DIKUL - logo
E-viri
Recenzirano Odprti dostop
  • Three oversampling methods ...
    Gao, Han; Fam, Pei Shan; Tay, Lea Tien; Low, Heng Chin

    SN applied sciences, 09/2020, Letnik: 2, Številka: 9
    Journal Article

    Two main problems in landslide spatial prediction research are the lack of landslide samples (minority) to train the models and the misunderstanding of assigning equal costs to different misclassifications. In order to handle the problems properly, the research is conducted based on two main objectives, which are to augment the landslide sample data in an efficient way and to assign proper unequal costs to the two types of error when training and evaluating models. Resampling techniques, including random oversampling technique, synthetic minority oversampling technique and self-creating oversampling technique (SCOTE), are used to augment the minority class samples.

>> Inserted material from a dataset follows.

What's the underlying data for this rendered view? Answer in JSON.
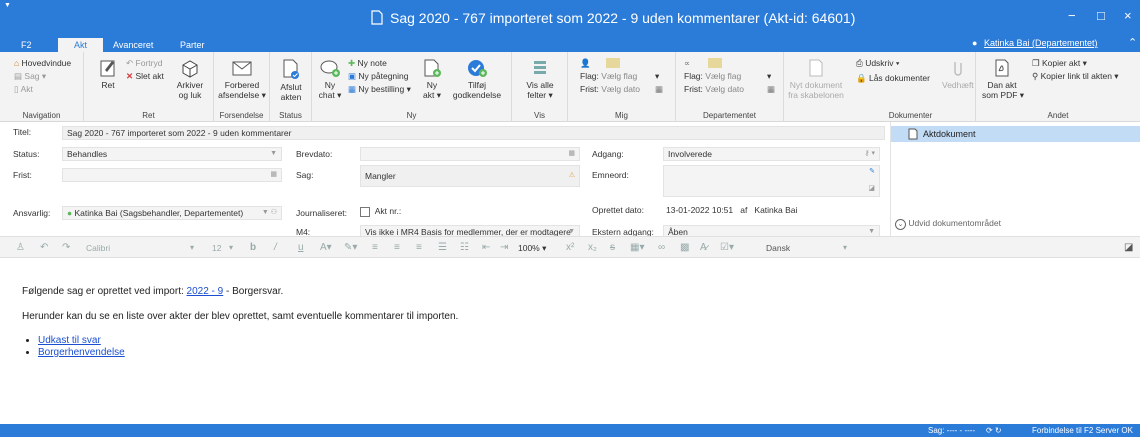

Logistic regression (LR) and support vector machine (SVM) are used for landslide spatial classification. Receiver operating characteristic and cost curves are used to evaluate the models. The results show that the SVM models trained using the dataset generated by SCOTE with sample size of 10,000 have the best prediction performance. The nonparametric test, Kruskal–Wallis test, is used to test the difference of sample size between different groups, which shows that LR models are more sensitive to the change of sample size. Two landslide susceptibility maps are produced based on the models with the best prediction performance. The verification results show that the maps both successfully predict more than 86% of the susceptible area, which can provide valid information on landslide mitigation and prediction to the local authorities.